The former US President shared the letter in its entirety on 'Medium': "Read to the end" of the note, he writes, adding "you won't regret it."
The letter, which was sent to Obama on January, was written by Sindhu who is a feminist and a mother. She had heard Michelle speak in 1996, the Elle.Com reported.
"I'm proud of Michelle for the difference she made in this young woman's life, and I'm inspired by Sindhu's story-so I thought I'd share it with you today," Obama prefaced Sindhu's letter.
She wrote, that week, she signed up to be a volunteer at the hospital and signed up for an after-school programme teaching creative writing and literature for underserved children in the community.

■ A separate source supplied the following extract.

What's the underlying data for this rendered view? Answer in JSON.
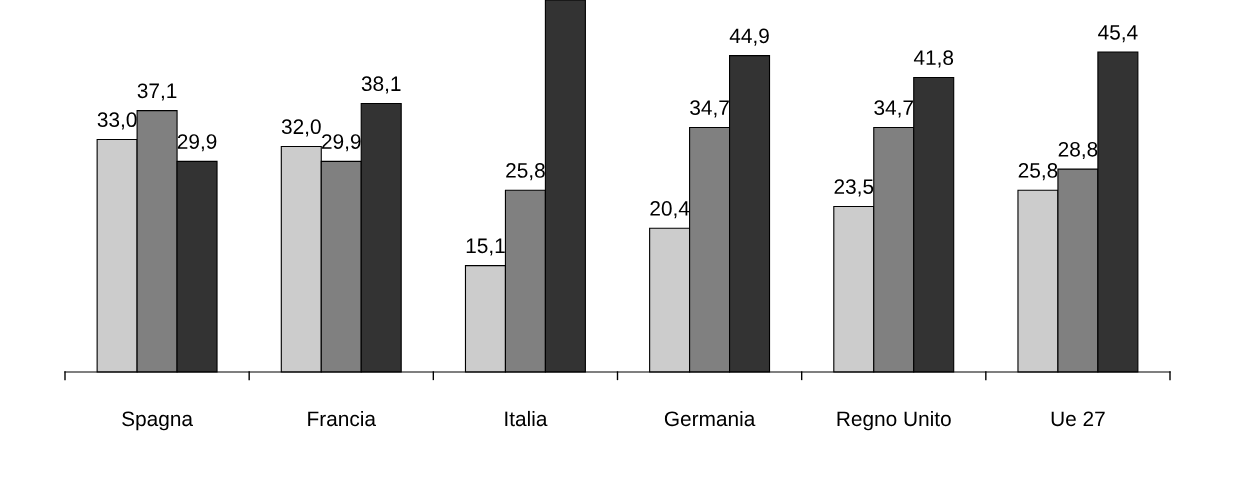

"I later found out that the inspirational powerhouse of a woman who spoke was Michelle Obama. I wanted to say thank you to the both of you. Thank you, Michelle, for helping a vulnerable teenager raised to comply to start to challenge the notion that she was powerless," Sindhu wrote.
"I am now a middle-aged Indian woman who is married to an Indian feminist man and raising a feminist 3-year-old son (whose middle name is Atticus and who thinks he is actually Thomas the train.) They are amazing, she adds.
"The ways in which you have impacted the world have left me expecting so much more from our world. And I know that this is not an expectation I can have without being part of that change. The events from this week, this amazing women's march, echoed globally that the expectations I have are not ones I hold in isolation. I want a different world. I need a different world," Sindhu wrote.